Chad soldiers repel rebel incursion from Libya
Chad’s army says its soldiers beat back a rebel incursion into a volatile northern gold-mining region from neighbouring Libya.
The rebel group, the Military Command Council for the Salvation of the Republic (CCMSR), acknowledged the deadly fighting, saying its forces had conducted a “strategic pullback”.
The clash took place early Wednesday near Kouri Bougoudi, a town at the most northern point of the Tibesti Region on the Libya border. The area is in the Tibesti massif, a mountainous gold-mining region where lawlessness and trafficking are endemic.
CCMSR rebels “attacked army positions at 6 am,” army spokesperson Colonel Azem Bermendoa Agouna told AFP.
The army “routed them and is currently pursuing them,” he said.
A senior army officer, speaking on condition of anonymity, said 40 rebels were killed and 38 captured, while three Chadian soldiers were also killed in the fighting.
The CCMSR’s spokesperson, Ali Saleh Hassaballah, reached by phone from Libreville, told AFP that about 50 soldiers had been killed, against the loss of only three rebels.
The starkly contrasting tolls could not be verified independently, as the zone is barred to journalists.

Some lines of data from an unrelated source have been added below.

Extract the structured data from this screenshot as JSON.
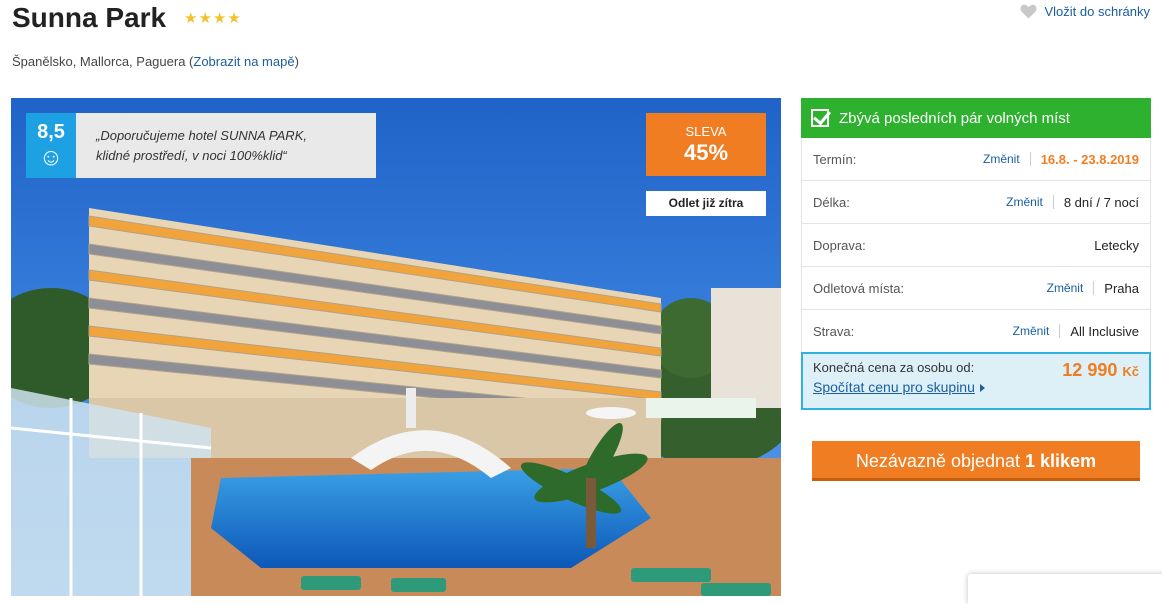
{
  "hotel": {
    "name": "Sunna Park",
    "stars": "★★★★",
    "location": "Španělsko, Mallorca, Paguera",
    "map_link": "Zobrazit na mapě"
  },
  "favorite": {
    "label": "Vložit do schránky",
    "icon": "heart-icon"
  },
  "rating": {
    "score": "8,5",
    "face": "☺",
    "quote_line1": "„Doporučujeme hotel SUNNA PARK,",
    "quote_line2": "klidné prostředí, v noci 100%klid“"
  },
  "discount": {
    "label": "SLEVA",
    "value": "45%"
  },
  "departure_badge": "Odlet již zítra",
  "availability": "Zbývá posledních pár volných míst",
  "details": [
    {
      "label": "Termín:",
      "change": "Změnit",
      "value": "16.8. - 23.8.2019"
    },
    {
      "label": "Délka:",
      "change": "Změnit",
      "value": "8 dní / 7 nocí"
    },
    {
      "label": "Doprava:",
      "value": "Letecky"
    },
    {
      "label": "Odletová místa:",
      "change": "Změnit",
      "value": "Praha"
    },
    {
      "label": "Strava:",
      "change": "Změnit",
      "value": "All Inclusive"
    }
  ],
  "price": {
    "label": "Konečná cena za osobu od:",
    "amount": "12 990",
    "currency": "Kč",
    "group_link": "Spočítat cenu pro skupinu"
  },
  "order_button": {
    "text": "Nezávazně objednat ",
    "bold": "1 klikem"
  },
  "colors": {
    "accent": "#f07d22",
    "link": "#1a5ea0",
    "availability": "#2eb12e",
    "rating": "#1da1e2"
  }
}
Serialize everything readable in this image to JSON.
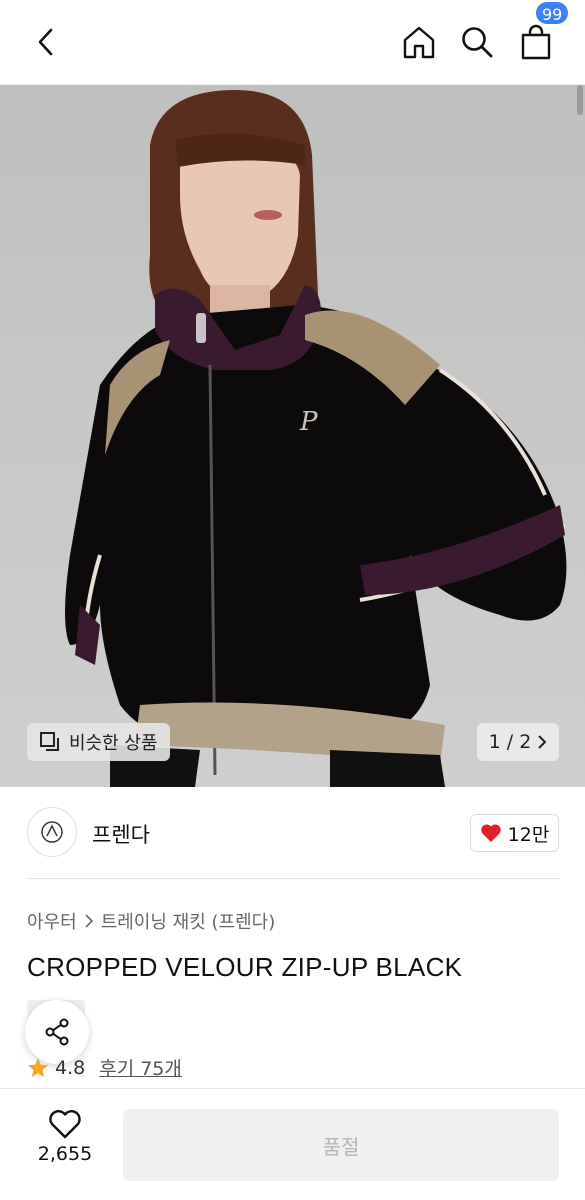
{
  "header": {
    "back_icon": "chevron-left-icon",
    "home_icon": "home-icon",
    "search_icon": "search-icon",
    "cart_icon": "shopping-bag-icon",
    "cart_badge": "99",
    "badge_color": "#3b82f6"
  },
  "hero": {
    "similar_label": "비슷한 상품",
    "pager": "1 / 2"
  },
  "brand": {
    "name": "프렌다",
    "likes": "12만",
    "heart_color": "#e0202a"
  },
  "product": {
    "breadcrumb": [
      "아우터",
      "트레이닝 재킷 (프렌다)"
    ],
    "title": "CROPPED VELOUR ZIP-UP BLACK",
    "rating": "4.8",
    "reviews": "후기 75개",
    "star_color": "#f5a623"
  },
  "bottom": {
    "wish_count": "2,655",
    "soldout_label": "품절"
  }
}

“After more than five hours of heavy fighting, we carried out a strategic pullback of about 30 km [20 miles] because we heard that army reinforcements were arriving,” Hassaballah added.
A gold miner in the area, contacted by AFP, said “the rebels were pushed back.”
Armed groups opposed to President Idriss Deby Itno, who has ruled Chad with an iron fist for nearly three decades, frequently make cross-border raids from Libya.
Created in 2016, the CCMSR describes itself as a political-military opposition movement with “several thousand” fighters.